Lt. Col. Mark Faria, commander of the 303rd Battalion, said female EOD bomb technicians do everything that their male counterparts do. "And they do it just as well," he added.
But running in a bomb suit isn’t one of those things.
"Normally, we’re not running in them," Faria said. "Normally, we’re walking, and we have to keep a calm head in what we’re doing and focus on what we’re doing, so running is usually not part of that."
The bulk and weight of the suit make any running at all an accomplishment in and of itself.
Eighteen layers of Kevlar, a chest protection plate, a back support plate and a 16-pound helmet with an internal fan to keep the mask fog-free go into the suits, the Army said.

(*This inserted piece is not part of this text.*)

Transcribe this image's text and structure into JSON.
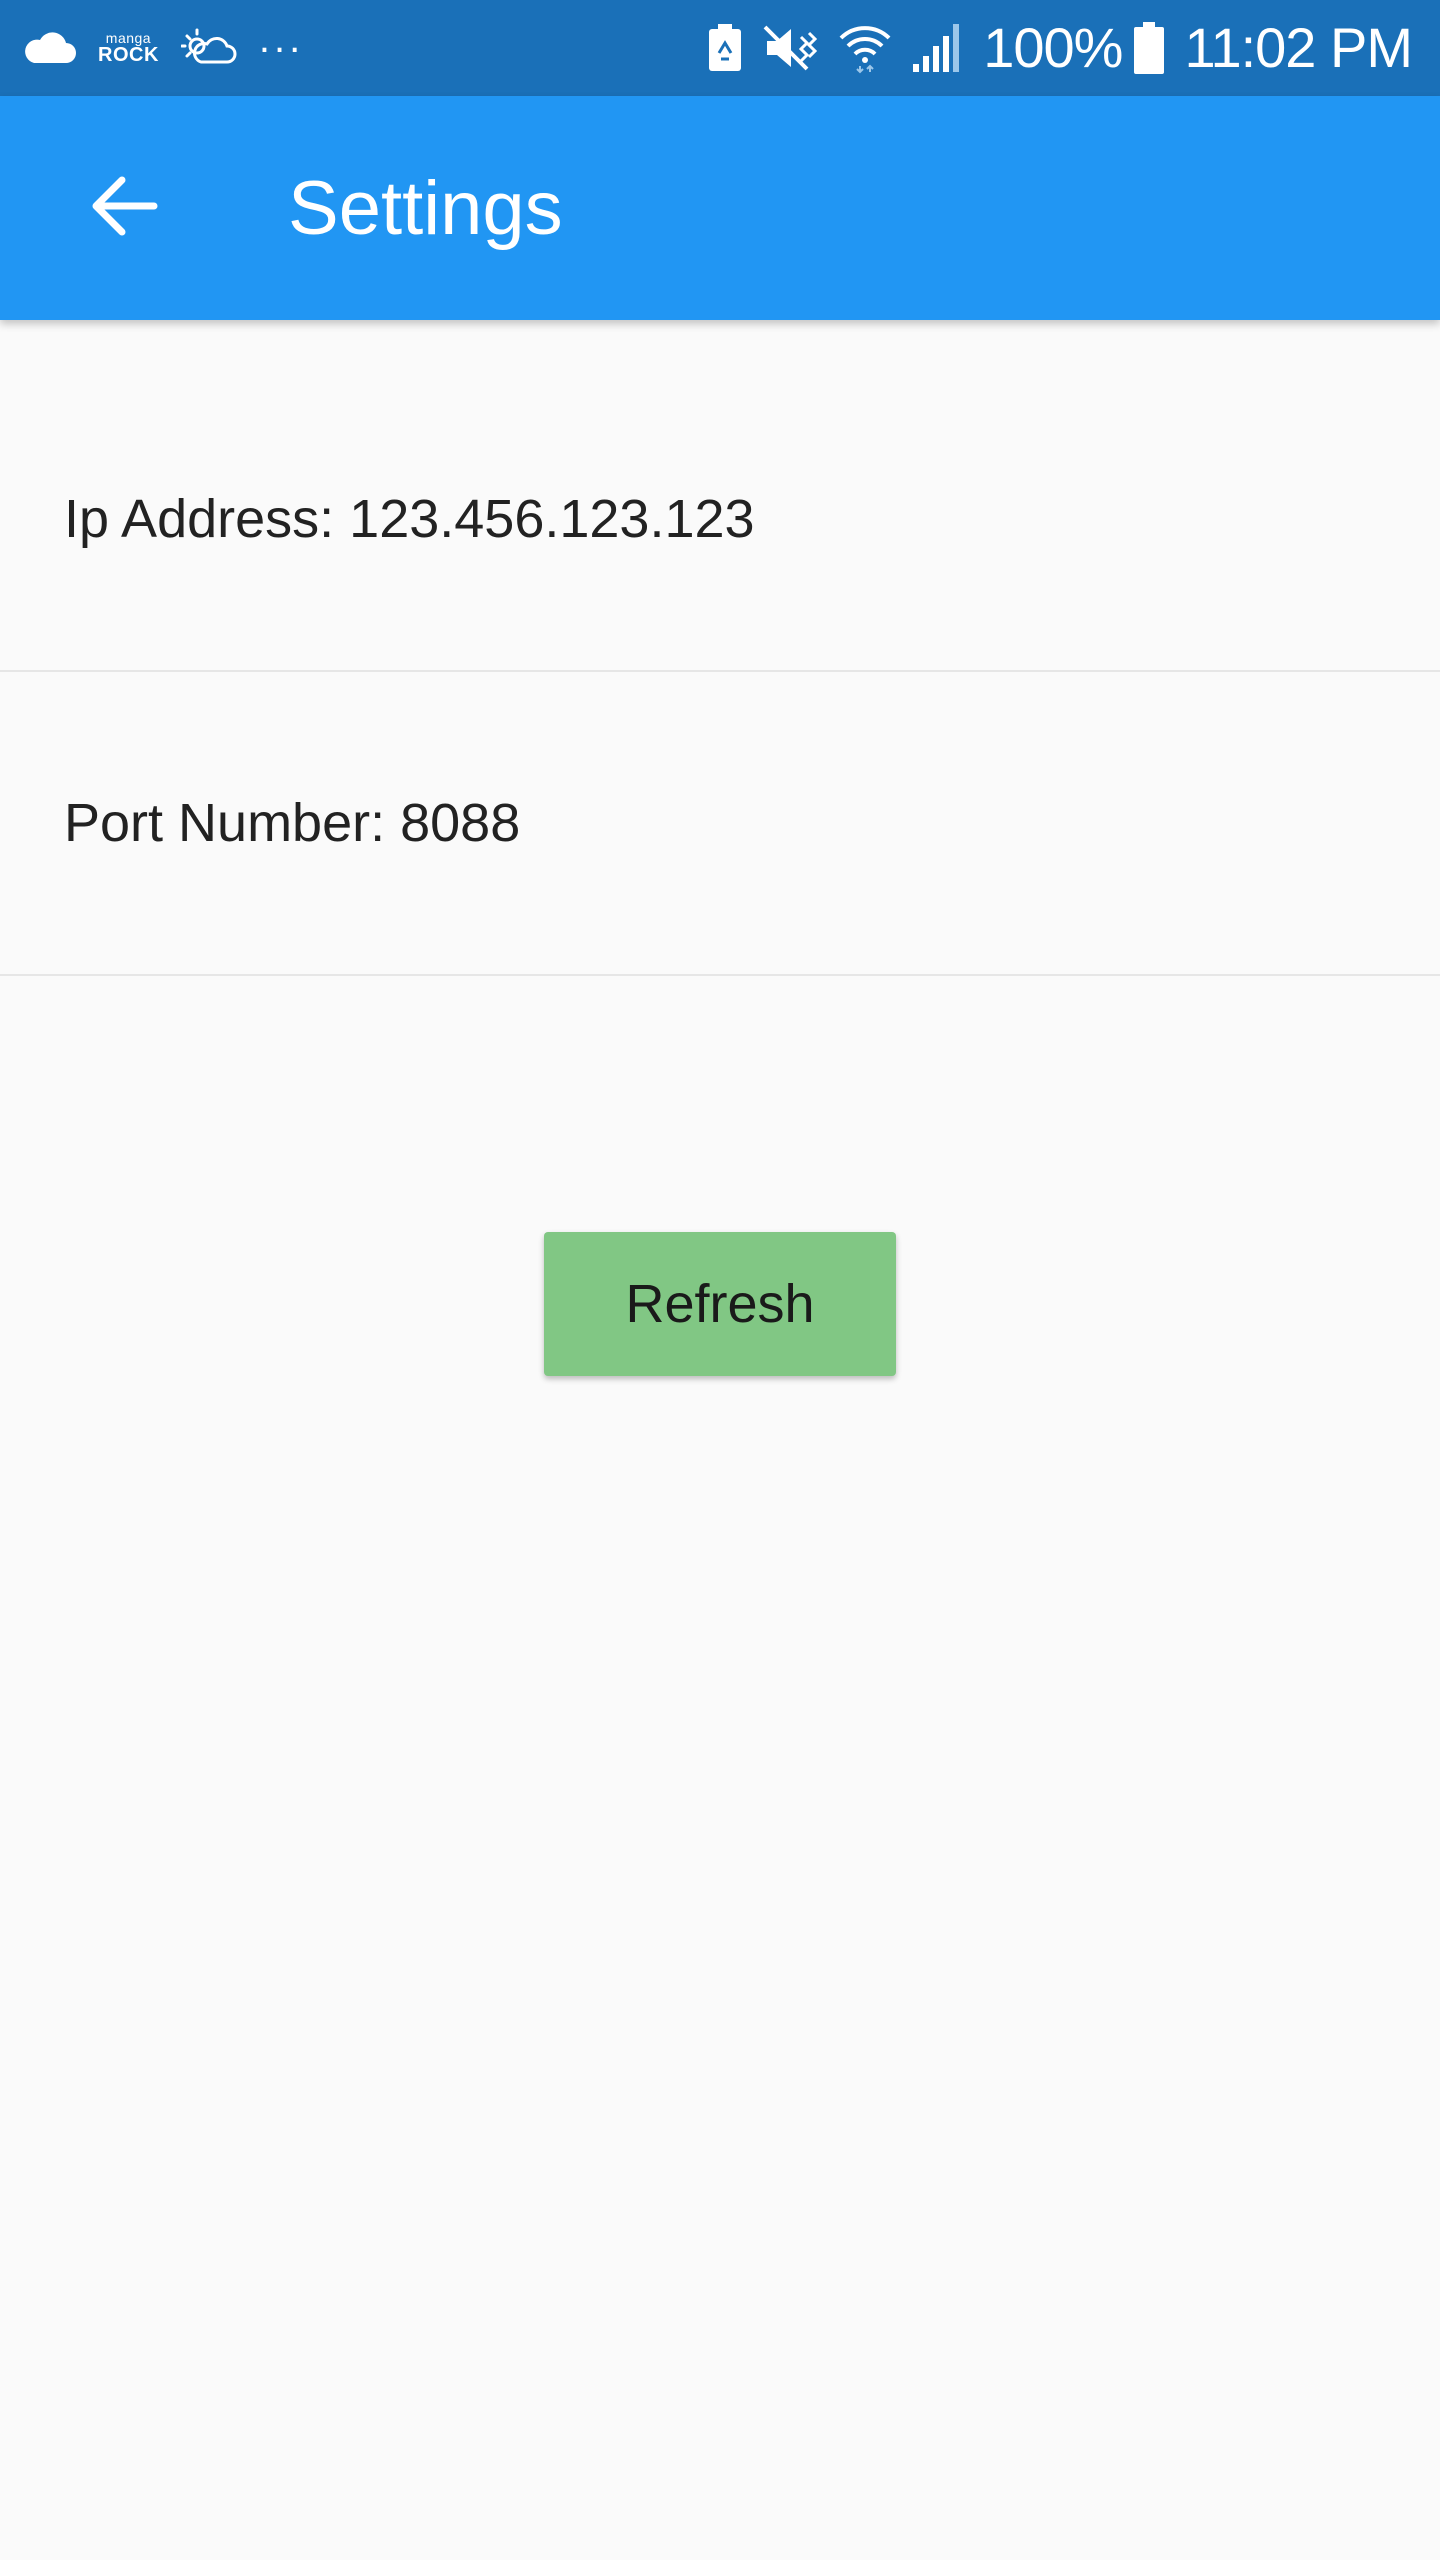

"The first thing is, you can’t run normally because you have a big plate right in the front that keeps you from having any sort of knee lift," Sorensen said. "Most people, when they run with weight, there’s nothing wrapped around your legs, so (the bomb suit) is restricting your leg movement. Each step is twice as hard."
Sorensen made the run toting nearly 50 percent of her 170-pound body weight.
Faria predicted that Sorensen, an Olympic-caliber athlete, would "absolutely crush" the old record.
She played rugby at West Point and was offered a co-captain position on the military Combined Services Team before she was assigned to Hawaii.
Sorensen also was invited to try out for the Olympic bobsled national development team but focused on her EOD career instead, the Army said.
Sorensen hasn’t been on a combat deployment as an EOD technician. Hawaii is her first duty station, and she was with another unit when the 706th deployed to eastern Afghanistan for a year, returning about 10 months ago.
Staff Sgt. Samuel Harris, 25, who was on that deployment, said he got up close and personal with improvised explosive devices probably 30 times in a bomb suit, including working to render harmless 220 pounds of explosives placed in a culvert beneath a road.
"It’s pretty nerve-wracking," he said. "I know what I’m looking for, and I know what I’m doing in my job, so it’s a little easier to do that. But it’s nerve-wracking."